As we noted in an earlier post, our work adheres to strict regulations on handling patient data, and our Business Associate Agreement with Ascension ensures their patient data cannot be used for any other purpose than for providing our services—this means it’s never used for advertising. We’ve also published a white paper around how customer data is encrypted and isolated in the cloud. 

To ensure that our tools are safe for Ascension doctors and nurses treating real patients, members of our team might come into contact with identifiable patient data. Because of this, we have strict controls for the limited Google employees who handle such data:

  • We develop and test our system on synthetic (fake) data and openly available datasets.

  • To configure, test, tune and maintain the service in a clinical setting, a limited number of screened and qualified Google staff may be exposed to real data. These staff undergo HIPAA and medical ethics training, and are individually and explicitly approved by Ascension for a limited time.

  • We have technical controls to further enhance data privacy. Data is accessible in a strictly controlled environment with audit trails—these controls are designed to prevent the data from leaving this environment and access to patient data is monitored and auditable.

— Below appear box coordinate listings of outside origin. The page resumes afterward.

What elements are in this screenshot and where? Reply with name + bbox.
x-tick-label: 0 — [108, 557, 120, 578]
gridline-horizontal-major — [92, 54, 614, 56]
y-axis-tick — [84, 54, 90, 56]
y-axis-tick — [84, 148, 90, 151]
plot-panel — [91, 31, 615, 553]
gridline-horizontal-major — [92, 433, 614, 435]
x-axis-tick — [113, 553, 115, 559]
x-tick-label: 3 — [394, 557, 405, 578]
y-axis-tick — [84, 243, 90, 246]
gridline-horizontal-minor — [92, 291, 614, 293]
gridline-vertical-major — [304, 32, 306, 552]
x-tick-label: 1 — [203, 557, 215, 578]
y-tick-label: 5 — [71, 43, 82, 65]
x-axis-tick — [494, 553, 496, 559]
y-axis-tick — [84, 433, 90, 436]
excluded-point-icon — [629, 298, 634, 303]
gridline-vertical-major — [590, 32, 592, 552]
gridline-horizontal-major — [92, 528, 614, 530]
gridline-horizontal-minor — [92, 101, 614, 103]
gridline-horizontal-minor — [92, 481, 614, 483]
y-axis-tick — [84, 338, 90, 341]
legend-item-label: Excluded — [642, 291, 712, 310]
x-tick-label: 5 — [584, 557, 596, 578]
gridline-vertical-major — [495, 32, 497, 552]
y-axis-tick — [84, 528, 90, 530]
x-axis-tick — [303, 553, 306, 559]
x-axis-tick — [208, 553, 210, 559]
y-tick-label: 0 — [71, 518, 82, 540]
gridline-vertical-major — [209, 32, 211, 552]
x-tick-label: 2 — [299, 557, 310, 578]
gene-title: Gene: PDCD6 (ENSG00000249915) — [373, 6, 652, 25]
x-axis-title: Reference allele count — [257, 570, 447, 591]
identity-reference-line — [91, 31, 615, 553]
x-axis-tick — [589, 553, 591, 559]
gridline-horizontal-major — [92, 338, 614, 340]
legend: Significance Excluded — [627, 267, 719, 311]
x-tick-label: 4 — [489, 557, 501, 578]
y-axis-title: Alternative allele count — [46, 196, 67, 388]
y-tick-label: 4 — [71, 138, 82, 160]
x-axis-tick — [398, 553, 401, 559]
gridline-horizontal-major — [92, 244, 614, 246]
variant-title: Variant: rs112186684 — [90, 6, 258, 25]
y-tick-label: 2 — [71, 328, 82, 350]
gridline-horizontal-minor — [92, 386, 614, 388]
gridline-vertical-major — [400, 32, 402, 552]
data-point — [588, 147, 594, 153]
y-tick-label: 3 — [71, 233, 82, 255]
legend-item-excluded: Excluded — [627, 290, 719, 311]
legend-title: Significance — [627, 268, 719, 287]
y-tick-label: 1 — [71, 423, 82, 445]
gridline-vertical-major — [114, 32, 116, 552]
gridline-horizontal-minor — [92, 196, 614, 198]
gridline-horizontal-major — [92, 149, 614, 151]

  • We will further prioritize the development of technology that reduces the number of engineers that need access to patient data (similar to our external redactiontechnology).

  • We also participate in external certifications, like ISO 27001, where independent third-party auditors come and check our processes, including information security controls for these tools.

I graduated from medical school in 1989. I've seen tremendous progress in healthcare over the ensuing decades, but this progress has also brought with it challenges of information overload that have taken doctors’ and nurses’ attentions away from the patients they are called to serve. I believe technology has a major role to play in reversing this trend, while also improving how care is delivered in ways that can save lives.